Il problema non è la mancanza di un piano, ma la difficoltà di tradurre quel piano in comportamenti quotidiani sostenibili dalla forza vendita.
Questo si manifesta in diversi modi:
- focalizzazione eccessiva sul “cosa” e insufficiente sul “come”: si definiscono obiettivi di vendita ambiziosi (il “cosa”), ma si presta meno attenzione al “come” raggiungerli, ovvero all’adeguamento dei processi commerciali e/o di sales performance management agli strumenti e, soprattutto, alle competenze e alla mentalità dei venditori;
- mancanza di allineamento: spesso si introducono cambiamenti legati all’introduzione di nuove metodologie e nuove tecnologie (es. CRM e AI), ma non si preparano adeguatamente le reti commerciale e l’organizzazione ad accoglierle. Tra i processi più sottovalutati ci sono quelli di comunicazione interna: ad esempio lo spiegare la “reason why”, il mostrare la consapevolezza di come il cambiamento modifica il lavoro dei commerciali, il ridefinire obiettivi e aspettative coerenti ai tempi del cambiamento sono tra gli elementi che più impattano sulla reazione ad esso, nutrendo le resistenze, come evidente dalle molteplici ricerche condotte in questi anni;
- sottovalutazione della formazione continua e dell’upskilling: si assume che i venditori, una volta acquisite le basi, siano totalmente autonomi. In un mercato in rapida evoluzione, dove il cliente è sempre più informato e le tecnologie cambiano rapidamente, le funzioni di produzione del venditore e quindi le sue attività e il suo ruolo evolvono, richiedendo l’apprendimento di nuove skills o l’aggiornamento delle competenze storiche maturate sul campo.
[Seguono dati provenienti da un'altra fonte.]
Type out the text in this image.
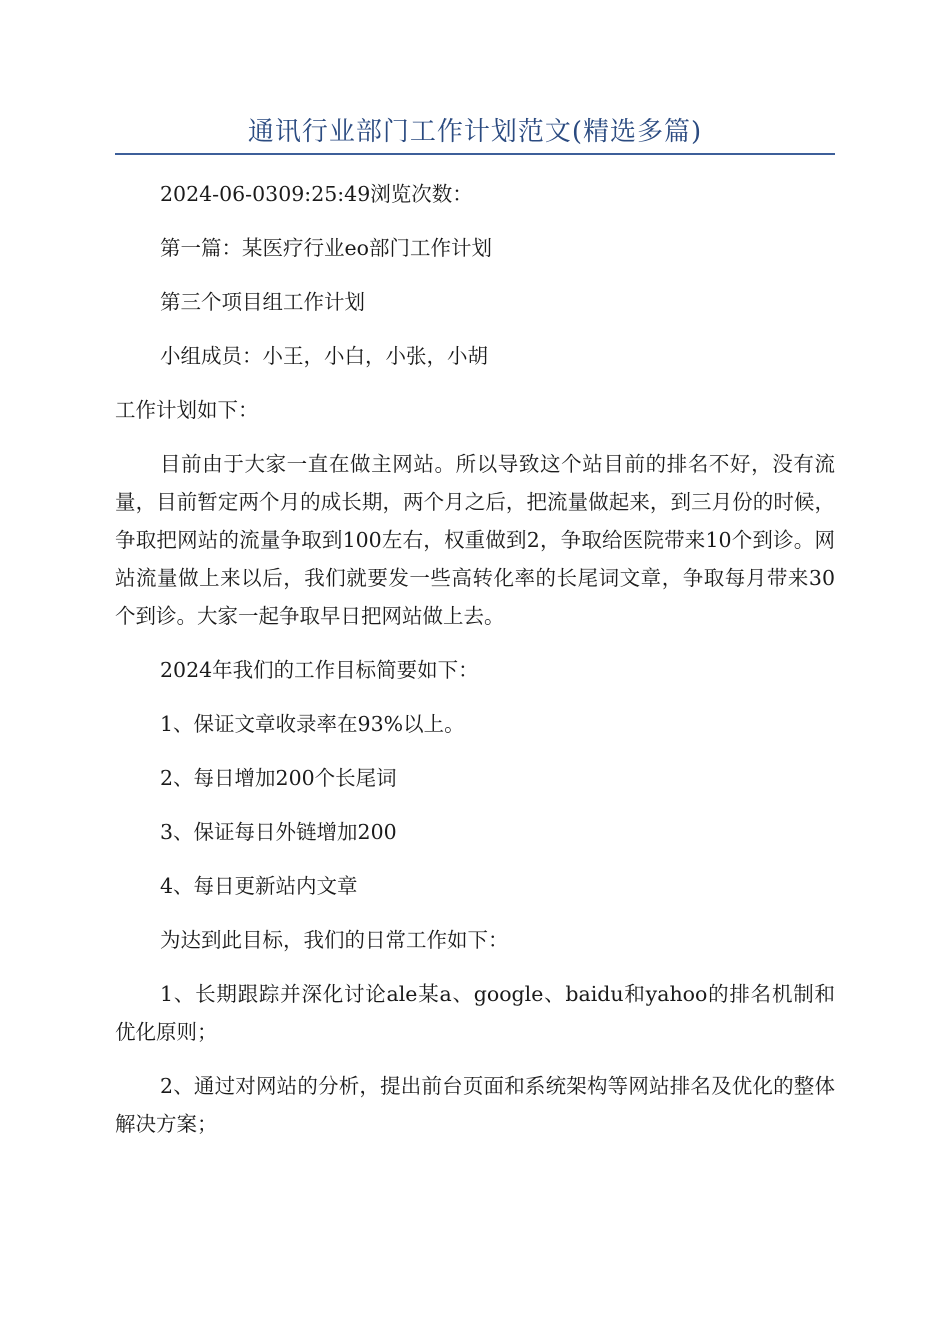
通讯行业部门工作计划范文(精选多篇)

2024-06-0309:25:49浏览次数：

第一篇：某医疗行业eo部门工作计划

第三个项目组工作计划

小组成员：小王，小白，小张，小胡

工作计划如下：

目前由于大家一直在做主网站。所以导致这个站目前的排名不好，没有流量，目前暂定两个月的成长期，两个月之后，把流量做起来，到三月份的时候，争取把网站的流量争取到100左右，权重做到2，争取给医院带来10个到诊。网站流量做上来以后，我们就要发一些高转化率的长尾词文章，争取每月带来30个到诊。大家一起争取早日把网站做上去。

2024年我们的工作目标简要如下：

1、保证文章收录率在93%以上。

2、每日增加200个长尾词

3、保证每日外链增加200

4、每日更新站内文章

为达到此目标，我们的日常工作如下：

1、长期跟踪并深化讨论ale某a、google、baidu和yahoo的排名机制和优化原则；

2、通过对网站的分析，提出前台页面和系统架构等网站排名及优化的整体解决方案；
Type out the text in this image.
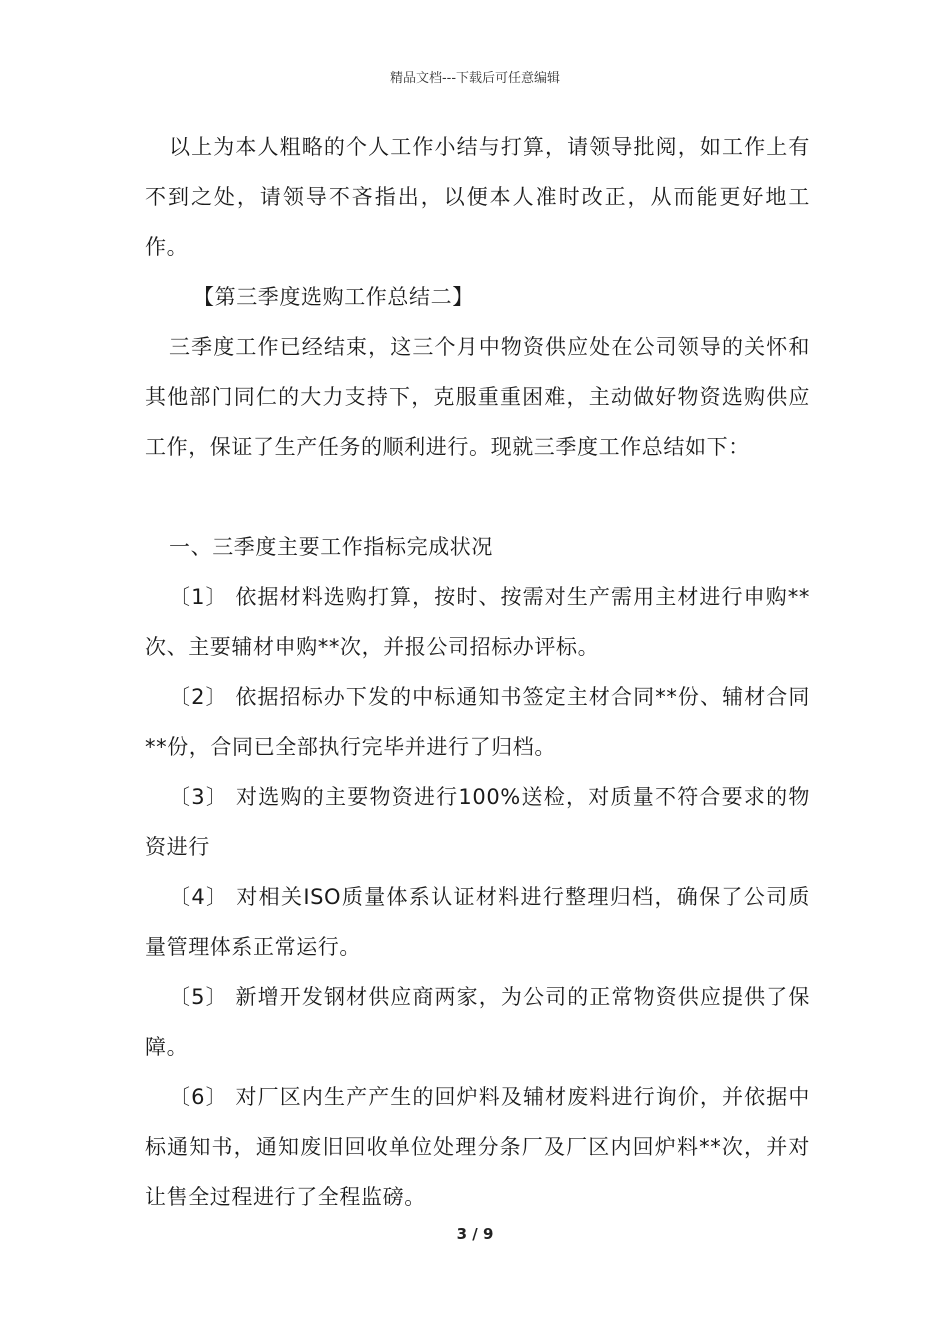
精品文档---下载后可任意编辑

以上为本人粗略的个人工作小结与打算，请领导批阅，如工作上有不到之处，请领导不吝指出，以便本人准时改正，从而能更好地工作。

【第三季度选购工作总结二】

三季度工作已经结束，这三个月中物资供应处在公司领导的关怀和其他部门同仁的大力支持下，克服重重困难，主动做好物资选购供应工作，保证了生产任务的顺利进行。现就三季度工作总结如下：

一、三季度主要工作指标完成状况

〔1〕 依据材料选购打算，按时、按需对生产需用主材进行申购**次、主要辅材申购**次，并报公司招标办评标。

〔2〕 依据招标办下发的中标通知书签定主材合同**份、辅材合同**份，合同已全部执行完毕并进行了归档。

〔3〕 对选购的主要物资进行100%送检，对质量不符合要求的物资进行

〔4〕 对相关ISO质量体系认证材料进行整理归档，确保了公司质量管理体系正常运行。

〔5〕 新增开发钢材供应商两家，为公司的正常物资供应提供了保障。

〔6〕 对厂区内生产产生的回炉料及辅材废料进行询价，并依据中标通知书，通知废旧回收单位处理分条厂及厂区内回炉料**次，并对让售全过程进行了全程监磅。

3 / 9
Senza un investimento costante e mirato in una formazione coerente ai cambiamenti proposti si otterrà una forza vendita stanca, obsoleta e meno efficace;
- mancanza di riconoscimento e valorizzazione non solo economica: sebbene gli incentivi economici siano importanti, molte aziende sottovalutano che, in uno scenario di cambiamento continuo, l’impatto dei riconoscimenti non economici sugli aspetti di motivazione non monetaria (apprezzamento, opportunità di sviluppo, confronto, significato del lavoro, ecc.) diventa determinante nel motivare, trattenere i talenti di vendita e sostenere la performance.
In sintesi, l’errore non è tanto nella strategia in sé, quanto nell’incapacità di creare un ecosistema aziendale e una cultura che supportino quella strategia, abilitando i venditori a performare al massimo delle loro capacità in un contesto in costante cambiamento.